02/09/2026
Bonjour,
Je prends enfin le temps de vous écrire ces quelques mots.
J'ai dû quitter précipitamment le cabinet le lundi 27 juin car à la suite d'une échographie lors de ma grossesse, mon médecin a détecté un lourd problème de placenta, mortel pour mes jumelles et j'ai dû subir une chirurgie foetale à Bruxelles le lendemain. La conséquence directe a été la perte d'une de mes deux jumelles.

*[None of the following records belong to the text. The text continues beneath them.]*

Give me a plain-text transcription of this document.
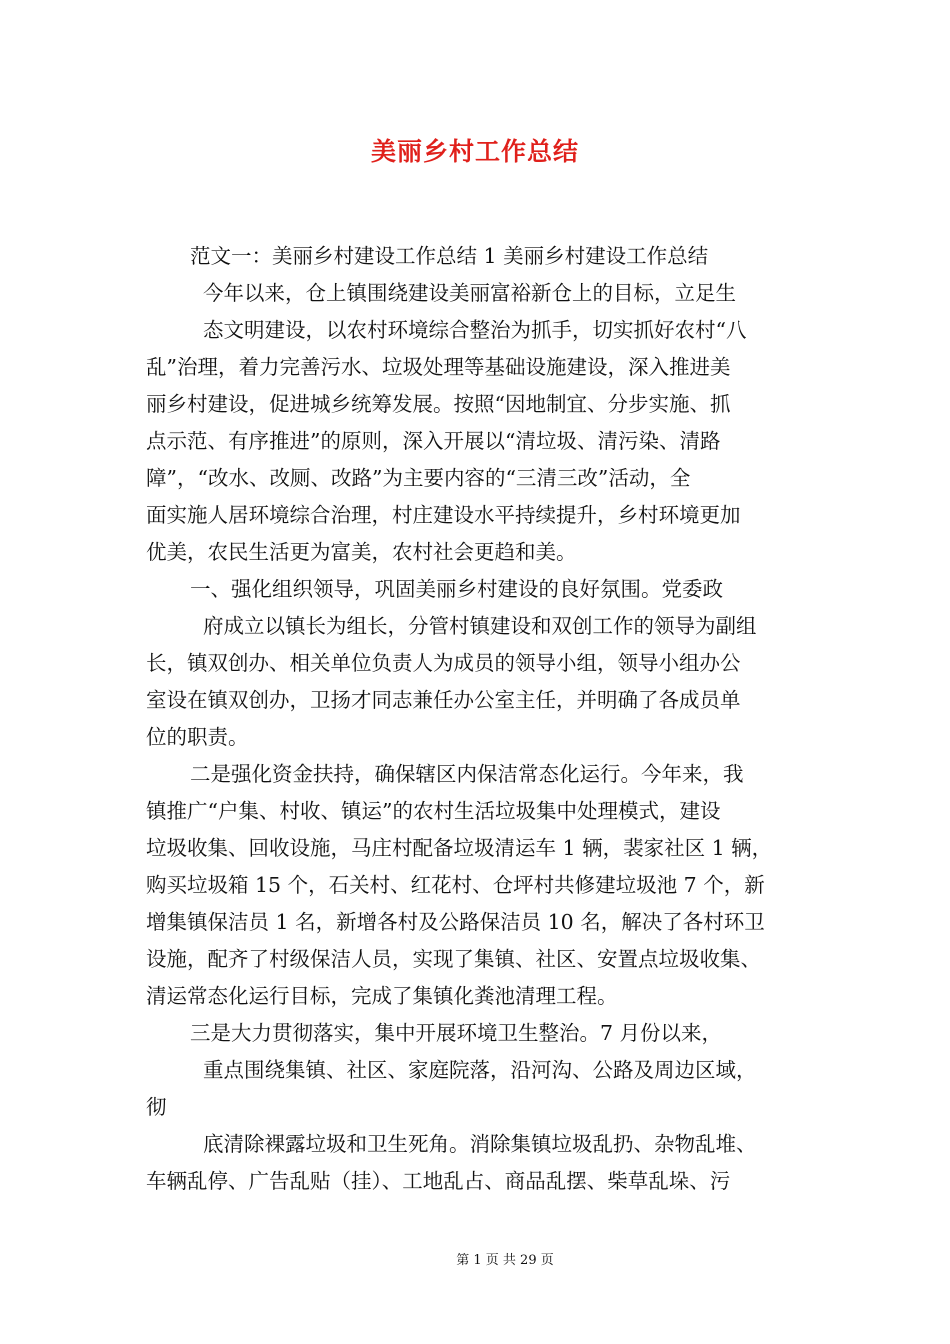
美丽乡村工作总结
范文一：美丽乡村建设工作总结 1 美丽乡村建设工作总结
今年以来，仓上镇围绕建设美丽富裕新仓上的目标，立足生
态文明建设，以农村环境综合整治为抓手，切实抓好农村“八
乱”治理，着力完善污水、垃圾处理等基础设施建设，深入推进美
丽乡村建设，促进城乡统筹发展。按照“因地制宜、分步实施、抓
点示范、有序推进”的原则，深入开展以“清垃圾、清污染、清路
障”，“改水、改厕、改路”为主要内容的“三清三改”活动，全
面实施人居环境综合治理，村庄建设水平持续提升，乡村环境更加
优美，农民生活更为富美，农村社会更趋和美。
一、强化组织领导，巩固美丽乡村建设的良好氛围。党委政
府成立以镇长为组长，分管村镇建设和双创工作的领导为副组
长，镇双创办、相关单位负责人为成员的领导小组，领导小组办公
室设在镇双创办，卫扬才同志兼任办公室主任，并明确了各成员单
位的职责。
二是强化资金扶持，确保辖区内保洁常态化运行。今年来，我
镇推广“户集、村收、镇运”的农村生活垃圾集中处理模式，建设
垃圾收集、回收设施，马庄村配备垃圾清运车 1 辆，裴家社区 1 辆，
购买垃圾箱 15 个，石关村、红花村、仓坪村共修建垃圾池 7 个，新
增集镇保洁员 1 名，新增各村及公路保洁员 10 名，解决了各村环卫
设施，配齐了村级保洁人员，实现了集镇、社区、安置点垃圾收集、
清运常态化运行目标，完成了集镇化粪池清理工程。
三是大力贯彻落实，集中开展环境卫生整治。7 月份以来，
重点围绕集镇、社区、家庭院落，沿河沟、公路及周边区域，
彻
底清除裸露垃圾和卫生死角。消除集镇垃圾乱扔、杂物乱堆、
车辆乱停、广告乱贴（挂）、工地乱占、商品乱摆、柴草乱垛、污
第 1 页 共 29 页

Mon absence devait me permettre de récupérer physiquement de la chirurgie, d'entrer dans un deuil difficile à faire car il me fallait pleurer une fille et me réjouir d'avoir sauver la deuxième.
A peine le temps de reprendre goût à la grossesse qui continuait parfaitement qu'un second drame est arrivé un mois après. Le petit coeur de ma 2ème puce venait de s'arrêter, tout bêtement, sans bruit (elle avait tellement de place qu'elle a bougé, tourné et tordu son petit cordon). A partir de ce moment-là, le temps s'arrête, le monde s'arrête, et pourtant tout va si vite. Il faut accoucher, il faut autopsier, il faut les enterrer, il faut faire les papiers, il faut soi-même survivre...
Nous voici à un mois de l'accouchement et même si physiquement je commence à reprendre force, mentalement je suis encore très fragile. Le cabinet me manque énormément, vous aussi, mais par respect pour la qualité du travail que je veux vous fournir, je dois encore m'absenter.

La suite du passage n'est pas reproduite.